Britain to pull troops by June
BAGHDAD (AP) — Britain announced Wednesday it will withdraw all but a handful of its 4,000 soldiers from Iraq next year, ending a mission that was unpopular at home and failed to curb the rise of Iranian-backed Shiite militias in the south.
The decision comes as the United States is weighing a drawdown in its nearly 150,000-strong force. President-elect Barack Obama has called for withdrawing all combat troops from Iraq by the spring of 2010, shifting responsibility to the Iraqis for the defense of the country against Sunni and Shiite extremists.
The British announcement, which was expected, signals a conclusion to the role of the second biggest troop contributor to the multinational coalition after the United States. More than 45,000 British troops took part in the March 2003 invasion that overthrew Saddam Hussein.
In London, the Defense Ministry said all but a few hundred of the 4,000 soldiers, most of them in the heavily Shiite south, would be gone by June.
The government did not say when the withdrawal would begin. But the Daily Telegraph newspaper of London said it would start in March, when a U.S. unit takes over the British headquarters at the airport in Iraq’s second-largest city, Basra.
A U.S. brigade will deploy to the south to train Iraqi soldiers and secure vital supply lines from Kuwait, the newspaper said. The Associated Press requested comment from the U.S. command but received no reply.
The British have not confirmed whether they will now send more soldiers to Afghanistan. Military commanders have warned that British troops are overstretched from commitments in Iraq and Afghanistan, where Britain has about 7,800 soldiers.
Air Chief Marshal Jock Stirrup, the chief of the Defense Staff, said last month that a major withdrawal of Britain’s 4,000 troops in Iraq in 2009 won’t mean additional forces can immediately be sent to Afghanistan.

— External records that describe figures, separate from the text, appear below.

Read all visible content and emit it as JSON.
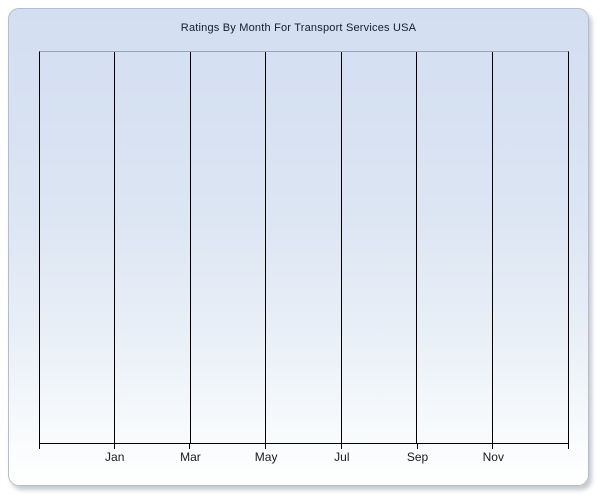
{
  "window": {
    "background_color": "#ffffff"
  },
  "panel": {
    "border_color": "#b4bdcb",
    "gradient_top_color": "#d3dff1",
    "gradient_bottom_color": "#ffffff"
  },
  "chart_data": {
    "type": "line",
    "title": "Ratings By Month For Transport Services USA",
    "title_color": "#101c30",
    "x_tick_labels": [
      "Jan",
      "Mar",
      "May",
      "Jul",
      "Sep",
      "Nov"
    ],
    "x_gridline_count": 8,
    "series": [],
    "y_axis_tick_labels": [],
    "legend": "none",
    "grid": "vertical-only",
    "gridline_color": "#000000",
    "axis_color": "#000000",
    "plot_top_border_color": "#98a3b5",
    "label_color": "#1a1a1a"
  }
}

In Basra, Gov. Mohammed al-Waili expressed confidence that Iraqi forces could continue to secure the area — the heart of Iraq’s vital oil industry.
“Our security forces are fully ready and prepared to fill any vacuum caused by the withdrawal of British soldiers,” he told the AP. “We think that the stable security situation will continue after the departure of the British.”

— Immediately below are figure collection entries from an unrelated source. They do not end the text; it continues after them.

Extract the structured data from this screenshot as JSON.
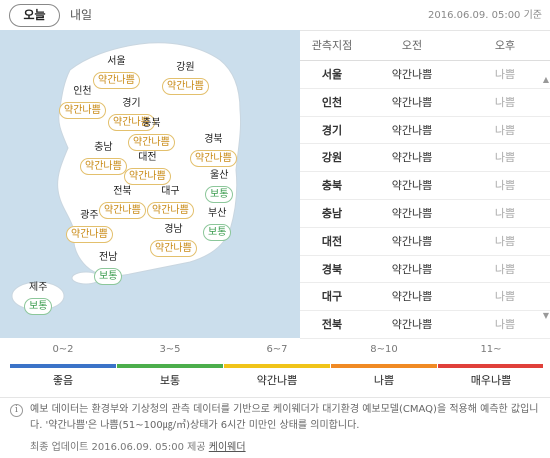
{
  "tabs": {
    "today": "오늘",
    "tomorrow": "내일"
  },
  "timestamp": "2016.06.09. 05:00 기준",
  "map": {
    "regions": [
      {
        "name": "서울",
        "status": "약간나쁨",
        "level": "moderate"
      },
      {
        "name": "강원",
        "status": "약간나쁨",
        "level": "moderate"
      },
      {
        "name": "인천",
        "status": "약간나쁨",
        "level": "moderate"
      },
      {
        "name": "경기",
        "status": "약간나쁨",
        "level": "moderate"
      },
      {
        "name": "충북",
        "status": "약간나쁨",
        "level": "moderate"
      },
      {
        "name": "경북",
        "status": "약간나쁨",
        "level": "moderate"
      },
      {
        "name": "충남",
        "status": "약간나쁨",
        "level": "moderate"
      },
      {
        "name": "대전",
        "status": "약간나쁨",
        "level": "moderate"
      },
      {
        "name": "울산",
        "status": "보통",
        "level": "good"
      },
      {
        "name": "전북",
        "status": "약간나쁨",
        "level": "moderate"
      },
      {
        "name": "대구",
        "status": "약간나쁨",
        "level": "moderate"
      },
      {
        "name": "부산",
        "status": "보통",
        "level": "good"
      },
      {
        "name": "광주",
        "status": "약간나쁨",
        "level": "moderate"
      },
      {
        "name": "경남",
        "status": "약간나쁨",
        "level": "moderate"
      },
      {
        "name": "전남",
        "status": "보통",
        "level": "good"
      },
      {
        "name": "제주",
        "status": "보통",
        "level": "good"
      }
    ]
  },
  "table": {
    "headers": [
      "관측지점",
      "오전",
      "오후"
    ],
    "rows": [
      [
        "서울",
        "약간나쁨",
        "나쁨"
      ],
      [
        "인천",
        "약간나쁨",
        "나쁨"
      ],
      [
        "경기",
        "약간나쁨",
        "나쁨"
      ],
      [
        "강원",
        "약간나쁨",
        "나쁨"
      ],
      [
        "충북",
        "약간나쁨",
        "나쁨"
      ],
      [
        "충남",
        "약간나쁨",
        "나쁨"
      ],
      [
        "대전",
        "약간나쁨",
        "나쁨"
      ],
      [
        "경북",
        "약간나쁨",
        "나쁨"
      ],
      [
        "대구",
        "약간나쁨",
        "나쁨"
      ],
      [
        "전북",
        "약간나쁨",
        "나쁨"
      ]
    ]
  },
  "legend": [
    {
      "range": "0~2",
      "label": "좋음",
      "color": "#3b73c8"
    },
    {
      "range": "3~5",
      "label": "보통",
      "color": "#4cae4c"
    },
    {
      "range": "6~7",
      "label": "약간나쁨",
      "color": "#f0c419"
    },
    {
      "range": "8~10",
      "label": "나쁨",
      "color": "#f08a24"
    },
    {
      "range": "11~",
      "label": "매우나쁨",
      "color": "#e0403a"
    }
  ],
  "notice": {
    "text": "예보 데이터는 환경부와 기상청의 관측 데이터를 기반으로 케이웨더가 대기환경 예보모델(CMAQ)을 적용해 예측한 값입니다. '약간나쁨'은 나쁨(51~100㎍/㎥)상태가 6시간 미만인 상태를 의미합니다.",
    "update_prefix": "최종 업데이트 2016.06.09. 05:00 제공",
    "provider": "케이웨더"
  },
  "colors": {
    "moderate": "#c98b17",
    "good": "#3a9b4d",
    "map_bg": "#cbdeec",
    "land": "#ffffff"
  }
}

British Prime Minister Gordon Brown had expected to make substantial reductions this year but suspended those plans after Iraqi troops launched a major attack against Shiite militias in Basra last March, wresting control of the city from extremists.
The Iraq war has been extremely unpopular in Britain, and the effort to topple Saddam never enjoyed as much support as in the United States. In 2003, several hundred thousand people took to the streets of London to protest the invasion, and the issue shadowed the final years of Tony Blair’s premiership.
Even the current foreign secretary, David Miliband, has acknowledged that the war was divisive in both the country and the governing Labour Party.